- Title: Enhanced Games wants to 'push the limits of humanity'
- Date: 14th February 2024
- Summary: LONDON, ENGLAND, UK (FEBRUARY 13, 2024) (REUTERS) (SOUNDBITE) (English) PRESIDENT OF ENHANCED GAMES, ARON D'SOUZA, SAYING: “Yeah, I don't think that athletes want to be the fastest natural man in the world. They just want to be the fastest. And I think cities, sponsors and fans in particular, just want to watch the fastest. And so the reality is who's going to pay billions
- Embargoed: 28th February 2024 02:51
- Keywords: Aron D'Souza Enhanced Games James Magnussen Olympics doping drugs sport
- Location: VARIOUS
- City: VARIOUS
- Country: Australia
- Topics: Asia / Pacific,Sport
- Reuters ID: LVA00C005213022024RP1
- Aspect Ratio: 16:9
- Story Text: The Enhanced Games will aim to disrupt the "old, slow" Olympics by using substances banned by the World Anti-Doping Agency “to push the limits of humanity”, it’s President Aron D’Souza said.
Last week, D'Souza landed a major coup when retired world champion Australian swimmer James Magnussen agreed to take banned performance-enhancing drugs to make an attempt at breaking Cesar Cielo's 15-year-old 50 metres sprint world record for a million dollars.

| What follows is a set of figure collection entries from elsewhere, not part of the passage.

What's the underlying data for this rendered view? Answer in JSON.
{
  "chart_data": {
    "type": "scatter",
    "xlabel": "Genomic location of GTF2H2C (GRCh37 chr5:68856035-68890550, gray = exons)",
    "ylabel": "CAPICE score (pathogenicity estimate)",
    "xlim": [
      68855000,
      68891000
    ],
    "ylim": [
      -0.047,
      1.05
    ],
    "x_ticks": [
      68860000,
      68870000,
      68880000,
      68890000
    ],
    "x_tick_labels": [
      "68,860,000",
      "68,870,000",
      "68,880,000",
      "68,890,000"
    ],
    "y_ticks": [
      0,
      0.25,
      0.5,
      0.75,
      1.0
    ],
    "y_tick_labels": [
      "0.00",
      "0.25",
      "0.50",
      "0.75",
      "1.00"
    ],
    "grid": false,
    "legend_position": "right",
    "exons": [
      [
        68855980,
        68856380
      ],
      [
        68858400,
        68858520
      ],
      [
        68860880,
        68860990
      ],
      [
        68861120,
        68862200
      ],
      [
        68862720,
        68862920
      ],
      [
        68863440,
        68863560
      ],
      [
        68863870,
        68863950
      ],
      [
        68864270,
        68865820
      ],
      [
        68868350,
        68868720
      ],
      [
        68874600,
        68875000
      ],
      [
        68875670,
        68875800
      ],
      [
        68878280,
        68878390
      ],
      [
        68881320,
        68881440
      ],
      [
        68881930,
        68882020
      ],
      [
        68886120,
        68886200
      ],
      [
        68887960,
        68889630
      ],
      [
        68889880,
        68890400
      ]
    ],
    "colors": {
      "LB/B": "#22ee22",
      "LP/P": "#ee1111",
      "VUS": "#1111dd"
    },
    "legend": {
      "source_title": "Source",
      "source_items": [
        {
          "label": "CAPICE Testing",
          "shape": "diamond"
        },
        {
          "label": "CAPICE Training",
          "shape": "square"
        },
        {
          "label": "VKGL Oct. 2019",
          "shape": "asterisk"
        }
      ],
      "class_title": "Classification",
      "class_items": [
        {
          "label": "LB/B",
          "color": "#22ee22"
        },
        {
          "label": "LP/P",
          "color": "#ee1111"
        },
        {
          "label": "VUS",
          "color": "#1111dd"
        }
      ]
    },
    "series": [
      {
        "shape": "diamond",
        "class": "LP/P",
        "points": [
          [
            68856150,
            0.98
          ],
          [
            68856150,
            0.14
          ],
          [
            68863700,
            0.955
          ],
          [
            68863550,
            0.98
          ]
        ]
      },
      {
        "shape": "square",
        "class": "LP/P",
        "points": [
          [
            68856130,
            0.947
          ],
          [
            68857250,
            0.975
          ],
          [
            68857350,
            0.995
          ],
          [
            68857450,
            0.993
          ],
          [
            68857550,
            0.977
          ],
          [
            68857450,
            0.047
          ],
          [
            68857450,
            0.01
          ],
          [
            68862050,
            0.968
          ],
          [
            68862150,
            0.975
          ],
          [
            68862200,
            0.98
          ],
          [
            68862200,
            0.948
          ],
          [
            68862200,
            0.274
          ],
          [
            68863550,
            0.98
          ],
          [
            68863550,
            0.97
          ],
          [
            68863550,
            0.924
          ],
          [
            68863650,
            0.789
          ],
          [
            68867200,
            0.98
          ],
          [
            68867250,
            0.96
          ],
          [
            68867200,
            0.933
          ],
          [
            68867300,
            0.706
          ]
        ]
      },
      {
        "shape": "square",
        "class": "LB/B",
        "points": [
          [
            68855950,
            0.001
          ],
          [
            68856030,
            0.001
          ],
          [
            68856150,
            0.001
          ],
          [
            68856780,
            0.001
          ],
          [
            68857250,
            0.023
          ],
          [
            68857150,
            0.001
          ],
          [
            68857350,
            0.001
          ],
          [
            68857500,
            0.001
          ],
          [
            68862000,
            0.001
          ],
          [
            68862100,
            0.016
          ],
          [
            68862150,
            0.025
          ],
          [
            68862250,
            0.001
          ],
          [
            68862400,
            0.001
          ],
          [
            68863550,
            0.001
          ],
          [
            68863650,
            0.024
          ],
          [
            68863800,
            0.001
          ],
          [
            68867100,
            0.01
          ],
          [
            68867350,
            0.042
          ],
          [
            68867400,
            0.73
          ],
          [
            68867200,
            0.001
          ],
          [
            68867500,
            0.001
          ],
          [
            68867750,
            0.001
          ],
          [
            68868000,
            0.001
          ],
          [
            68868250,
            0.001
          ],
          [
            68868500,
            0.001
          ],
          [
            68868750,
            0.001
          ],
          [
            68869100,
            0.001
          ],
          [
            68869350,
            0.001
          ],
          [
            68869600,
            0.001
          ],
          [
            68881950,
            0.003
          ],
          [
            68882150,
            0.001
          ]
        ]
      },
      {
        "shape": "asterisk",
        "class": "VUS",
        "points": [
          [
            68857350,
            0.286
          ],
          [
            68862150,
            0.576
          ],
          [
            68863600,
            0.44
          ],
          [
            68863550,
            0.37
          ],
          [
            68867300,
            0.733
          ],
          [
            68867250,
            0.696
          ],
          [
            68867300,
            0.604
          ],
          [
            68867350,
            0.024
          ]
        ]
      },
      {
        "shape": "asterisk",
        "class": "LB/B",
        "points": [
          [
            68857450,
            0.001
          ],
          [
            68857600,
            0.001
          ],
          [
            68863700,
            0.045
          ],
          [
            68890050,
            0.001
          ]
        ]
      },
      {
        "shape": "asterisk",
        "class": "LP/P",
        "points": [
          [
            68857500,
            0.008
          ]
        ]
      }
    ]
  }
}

The London-based Australian announced last month that he had attracted big name investors in Paypal co-founder Peter Thiel, tech investor Christian Angermayer and former Coinbase Chief Technology Officer Balaji Srinivasan.
D'Souza's vision is of a Games where athletes, competing for themselves and not their countries, are allowed to use pharmacological or technological assistance to achieve the best results they can and be richly rewarded for it.
Despite a raft of International Olympic Committee (IOC) reforms in recent years, D'Souza told Reuters the Olympics still featured too many sports that "don't really matter" and too much money was spent on constructing venues that went unused after the Games.
The Enhanced Games would start with only individual events in core sports, while team sports -- football, basketball -- would be added in later editions as the format is honed and improved.
The Enhanced Games would not be a complete doping free-for-all, however, with D'Souza stressing there would be "clinical control" of the athletes as they prepared for events to ensure safety.